FG Signs Landmark MOU to Boost Infrastructure with Innovation, Climate Resilience
Nigeria has signed a major MOU to boost infrastructure safety using science and technology tools.
The deal introduces AI inspections, smart materials, and stricter standards to curb building failures.
In a strategic step to tackle Nigeria’s infrastructure woes, the Federal Ministry of Innovation, Science and Technology has signed a landmark Memorandum of Understanding (MOU) to promote innovation, boost structural integrity, and advance climate-resilient infrastructure development nationwide.

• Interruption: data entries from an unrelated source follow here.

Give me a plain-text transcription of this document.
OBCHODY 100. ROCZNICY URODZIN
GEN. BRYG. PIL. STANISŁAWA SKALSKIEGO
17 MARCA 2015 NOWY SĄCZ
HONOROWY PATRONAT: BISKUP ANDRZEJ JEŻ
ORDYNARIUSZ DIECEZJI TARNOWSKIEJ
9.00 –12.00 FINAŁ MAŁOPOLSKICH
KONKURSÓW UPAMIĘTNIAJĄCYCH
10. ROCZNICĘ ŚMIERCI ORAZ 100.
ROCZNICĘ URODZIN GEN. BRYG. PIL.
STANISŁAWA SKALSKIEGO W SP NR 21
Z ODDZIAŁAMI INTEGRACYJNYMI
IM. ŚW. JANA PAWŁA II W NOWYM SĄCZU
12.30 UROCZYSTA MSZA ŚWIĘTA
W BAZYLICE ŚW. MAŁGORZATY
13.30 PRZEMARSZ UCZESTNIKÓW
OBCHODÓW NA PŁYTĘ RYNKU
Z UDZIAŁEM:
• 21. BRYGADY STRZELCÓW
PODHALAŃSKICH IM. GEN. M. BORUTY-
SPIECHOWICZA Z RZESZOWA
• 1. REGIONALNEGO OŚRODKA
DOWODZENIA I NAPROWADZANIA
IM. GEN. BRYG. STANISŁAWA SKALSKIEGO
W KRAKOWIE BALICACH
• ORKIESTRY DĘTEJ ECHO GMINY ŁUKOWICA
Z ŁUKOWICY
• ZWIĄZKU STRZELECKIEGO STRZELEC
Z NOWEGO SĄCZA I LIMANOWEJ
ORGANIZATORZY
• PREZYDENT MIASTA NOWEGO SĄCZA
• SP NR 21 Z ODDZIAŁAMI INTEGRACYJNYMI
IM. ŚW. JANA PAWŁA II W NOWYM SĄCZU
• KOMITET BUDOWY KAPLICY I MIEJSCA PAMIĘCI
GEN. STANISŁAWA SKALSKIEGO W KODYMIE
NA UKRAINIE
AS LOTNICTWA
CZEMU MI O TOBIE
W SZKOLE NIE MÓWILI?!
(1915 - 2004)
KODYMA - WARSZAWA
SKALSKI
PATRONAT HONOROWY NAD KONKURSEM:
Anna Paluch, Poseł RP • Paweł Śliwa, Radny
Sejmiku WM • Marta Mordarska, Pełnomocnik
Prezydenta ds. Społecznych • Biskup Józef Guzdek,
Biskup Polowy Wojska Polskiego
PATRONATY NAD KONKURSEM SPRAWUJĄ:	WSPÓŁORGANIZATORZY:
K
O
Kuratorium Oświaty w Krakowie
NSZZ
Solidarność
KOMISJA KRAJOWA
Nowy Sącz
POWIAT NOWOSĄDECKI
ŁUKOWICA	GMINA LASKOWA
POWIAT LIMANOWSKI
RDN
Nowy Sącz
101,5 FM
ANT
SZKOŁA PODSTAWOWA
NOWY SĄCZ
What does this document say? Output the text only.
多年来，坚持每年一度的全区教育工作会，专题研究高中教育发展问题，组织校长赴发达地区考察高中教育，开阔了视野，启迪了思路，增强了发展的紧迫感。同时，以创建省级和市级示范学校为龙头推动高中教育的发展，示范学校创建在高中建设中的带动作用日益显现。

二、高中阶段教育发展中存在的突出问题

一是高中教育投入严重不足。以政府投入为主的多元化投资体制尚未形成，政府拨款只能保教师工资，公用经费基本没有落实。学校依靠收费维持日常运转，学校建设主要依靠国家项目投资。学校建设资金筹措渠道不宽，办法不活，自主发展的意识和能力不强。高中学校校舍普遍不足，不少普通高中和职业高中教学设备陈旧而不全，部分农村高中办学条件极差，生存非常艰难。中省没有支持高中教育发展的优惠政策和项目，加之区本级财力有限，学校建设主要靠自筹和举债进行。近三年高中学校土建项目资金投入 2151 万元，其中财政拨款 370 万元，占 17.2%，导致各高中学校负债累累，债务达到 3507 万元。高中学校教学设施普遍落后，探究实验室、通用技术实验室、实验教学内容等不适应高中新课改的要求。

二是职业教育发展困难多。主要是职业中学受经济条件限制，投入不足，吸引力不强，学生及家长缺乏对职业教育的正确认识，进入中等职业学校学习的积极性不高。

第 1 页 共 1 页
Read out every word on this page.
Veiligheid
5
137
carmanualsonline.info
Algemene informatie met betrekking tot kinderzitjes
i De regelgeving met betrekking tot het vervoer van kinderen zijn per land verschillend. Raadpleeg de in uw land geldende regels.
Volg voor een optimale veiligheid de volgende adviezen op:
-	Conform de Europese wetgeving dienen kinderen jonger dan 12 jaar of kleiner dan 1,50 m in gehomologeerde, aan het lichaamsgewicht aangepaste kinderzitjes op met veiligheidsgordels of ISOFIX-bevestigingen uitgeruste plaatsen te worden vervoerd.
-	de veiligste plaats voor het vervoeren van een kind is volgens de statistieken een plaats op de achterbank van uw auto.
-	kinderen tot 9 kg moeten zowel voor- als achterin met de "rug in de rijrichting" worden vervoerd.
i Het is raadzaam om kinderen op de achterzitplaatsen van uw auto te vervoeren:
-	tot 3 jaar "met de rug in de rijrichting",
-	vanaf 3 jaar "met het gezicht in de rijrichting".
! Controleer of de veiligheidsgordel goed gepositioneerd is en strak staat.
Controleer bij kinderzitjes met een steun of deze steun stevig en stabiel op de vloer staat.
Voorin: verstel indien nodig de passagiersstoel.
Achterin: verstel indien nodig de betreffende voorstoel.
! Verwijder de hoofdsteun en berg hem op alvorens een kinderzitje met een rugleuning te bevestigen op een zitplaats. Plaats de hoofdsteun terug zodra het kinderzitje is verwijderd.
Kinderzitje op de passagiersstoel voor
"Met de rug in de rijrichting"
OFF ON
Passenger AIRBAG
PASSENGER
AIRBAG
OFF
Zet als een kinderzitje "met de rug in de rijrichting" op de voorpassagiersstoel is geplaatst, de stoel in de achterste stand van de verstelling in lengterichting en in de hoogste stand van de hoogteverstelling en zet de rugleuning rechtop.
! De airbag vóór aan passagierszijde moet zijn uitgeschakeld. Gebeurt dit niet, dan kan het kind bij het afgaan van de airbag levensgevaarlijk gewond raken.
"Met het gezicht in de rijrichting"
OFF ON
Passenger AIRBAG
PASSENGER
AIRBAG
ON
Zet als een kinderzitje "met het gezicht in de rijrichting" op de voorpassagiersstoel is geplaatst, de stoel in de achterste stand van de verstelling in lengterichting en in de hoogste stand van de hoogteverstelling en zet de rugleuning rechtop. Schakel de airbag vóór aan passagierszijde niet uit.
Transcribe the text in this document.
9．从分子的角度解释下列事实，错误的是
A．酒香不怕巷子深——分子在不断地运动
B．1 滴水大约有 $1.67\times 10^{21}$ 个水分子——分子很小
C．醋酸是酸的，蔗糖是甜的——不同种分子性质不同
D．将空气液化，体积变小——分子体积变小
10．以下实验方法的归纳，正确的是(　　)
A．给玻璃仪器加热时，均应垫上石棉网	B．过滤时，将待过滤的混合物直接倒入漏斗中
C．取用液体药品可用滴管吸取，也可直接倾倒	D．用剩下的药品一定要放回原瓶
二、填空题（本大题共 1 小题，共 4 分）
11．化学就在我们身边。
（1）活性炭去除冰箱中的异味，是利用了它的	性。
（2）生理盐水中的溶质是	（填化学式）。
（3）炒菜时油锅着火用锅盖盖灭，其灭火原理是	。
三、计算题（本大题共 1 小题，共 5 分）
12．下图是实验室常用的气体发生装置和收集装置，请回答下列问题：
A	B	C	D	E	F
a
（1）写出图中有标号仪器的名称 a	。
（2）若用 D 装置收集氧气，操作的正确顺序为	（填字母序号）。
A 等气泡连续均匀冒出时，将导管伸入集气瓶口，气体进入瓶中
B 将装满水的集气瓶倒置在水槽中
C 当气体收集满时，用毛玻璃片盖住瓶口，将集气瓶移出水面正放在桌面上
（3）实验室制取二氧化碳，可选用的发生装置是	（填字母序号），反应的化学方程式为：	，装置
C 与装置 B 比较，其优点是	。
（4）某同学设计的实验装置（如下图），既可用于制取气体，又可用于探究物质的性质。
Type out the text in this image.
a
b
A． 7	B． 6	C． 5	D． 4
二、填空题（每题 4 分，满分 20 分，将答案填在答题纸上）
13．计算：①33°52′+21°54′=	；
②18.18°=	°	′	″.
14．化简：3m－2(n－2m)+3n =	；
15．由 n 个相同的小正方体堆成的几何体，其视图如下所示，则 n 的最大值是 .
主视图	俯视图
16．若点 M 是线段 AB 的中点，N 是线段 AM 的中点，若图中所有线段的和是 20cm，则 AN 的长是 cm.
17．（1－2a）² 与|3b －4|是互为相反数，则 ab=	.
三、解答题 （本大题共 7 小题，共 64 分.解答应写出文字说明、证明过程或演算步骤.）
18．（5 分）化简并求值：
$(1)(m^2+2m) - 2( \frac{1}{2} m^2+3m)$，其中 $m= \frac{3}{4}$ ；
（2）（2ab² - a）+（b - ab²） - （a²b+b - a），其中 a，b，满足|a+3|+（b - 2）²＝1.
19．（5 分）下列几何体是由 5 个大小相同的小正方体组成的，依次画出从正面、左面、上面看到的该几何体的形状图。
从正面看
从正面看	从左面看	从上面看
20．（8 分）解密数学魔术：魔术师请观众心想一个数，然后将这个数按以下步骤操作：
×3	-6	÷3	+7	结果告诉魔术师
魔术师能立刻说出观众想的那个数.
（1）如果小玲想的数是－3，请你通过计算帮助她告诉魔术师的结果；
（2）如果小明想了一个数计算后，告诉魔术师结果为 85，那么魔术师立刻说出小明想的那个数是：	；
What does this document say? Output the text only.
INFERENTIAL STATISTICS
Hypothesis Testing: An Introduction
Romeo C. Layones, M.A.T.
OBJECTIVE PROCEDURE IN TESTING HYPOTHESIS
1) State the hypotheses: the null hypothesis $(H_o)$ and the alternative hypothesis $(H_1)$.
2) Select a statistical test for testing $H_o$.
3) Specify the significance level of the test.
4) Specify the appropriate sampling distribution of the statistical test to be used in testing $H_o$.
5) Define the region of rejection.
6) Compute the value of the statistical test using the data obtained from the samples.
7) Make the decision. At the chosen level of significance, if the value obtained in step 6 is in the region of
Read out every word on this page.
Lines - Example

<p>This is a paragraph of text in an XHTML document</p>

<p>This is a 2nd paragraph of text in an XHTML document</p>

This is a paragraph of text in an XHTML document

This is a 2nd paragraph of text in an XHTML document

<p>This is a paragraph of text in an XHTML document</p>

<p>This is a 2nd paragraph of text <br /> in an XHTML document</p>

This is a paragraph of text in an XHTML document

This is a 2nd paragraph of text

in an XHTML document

The formal signing took place in Abuja, where the Minister, Chief Uche Geoffrey Nnaji, hailed the agreement as a critical moment for Nigeria’s development ambitions. “Anyone who has travelled our roads or witnessed the silent decay of buildings knows that the cracks in our infrastructure are no longer hidden they are daily headlines,” Nnaji said. “This MOU is not just paperwork; it is a promise.”
The agreement brings together key national engineering bodies including the Council for the Regulation of Engineering in Nigeria (COREN), the Council of Mining Engineers and Geoscientists (COMEG), and the Council of Registered Builders of Nigeria (CORBON), alongside technical consultants Tectonics Engineering Group.
Under this new alliance, a national science-based framework will be deployed to oversee construction activities more effectively. This includes cutting-edge tools such as artificial intelligence-powered inspections, satellite-based geospatial analysis, real-time structural stress monitoring systems, and the integration of smart and sustainable building materials.
Chief Nnaji outlined several core goals of the initiative:
- Eliminate the use of substandard construction materials
- Enforce mandatory geotechnical and engineering surveys
- Establish a nationwide, data-driven inspection and enforcement protocol
- Institutionalize climate-resilient building standards
“This is not about more bureaucracy,” the Minister stressed. “It’s about more accountability elevating engineering practice from fragmented operations to a cohesive, national force for change.”
The MOU directly aligns with President Bola Ahmed Tinubu’s Renewed Hope Agenda, which prioritizes infrastructure development, economic competitiveness, and national integration.
Key figures from Nigeria’s leading regulatory bodies and professional institutions were in attendance and lauded the agreement as timely and essential to curbing Nigeria’s chronic issues with building collapses and failing infrastructure.
In closing, Chief Nnaji described the initiative as more than a policy measure. “We are not just building roads or bridges we are building confidence, dignity, and the future of Nigeria,” he declared.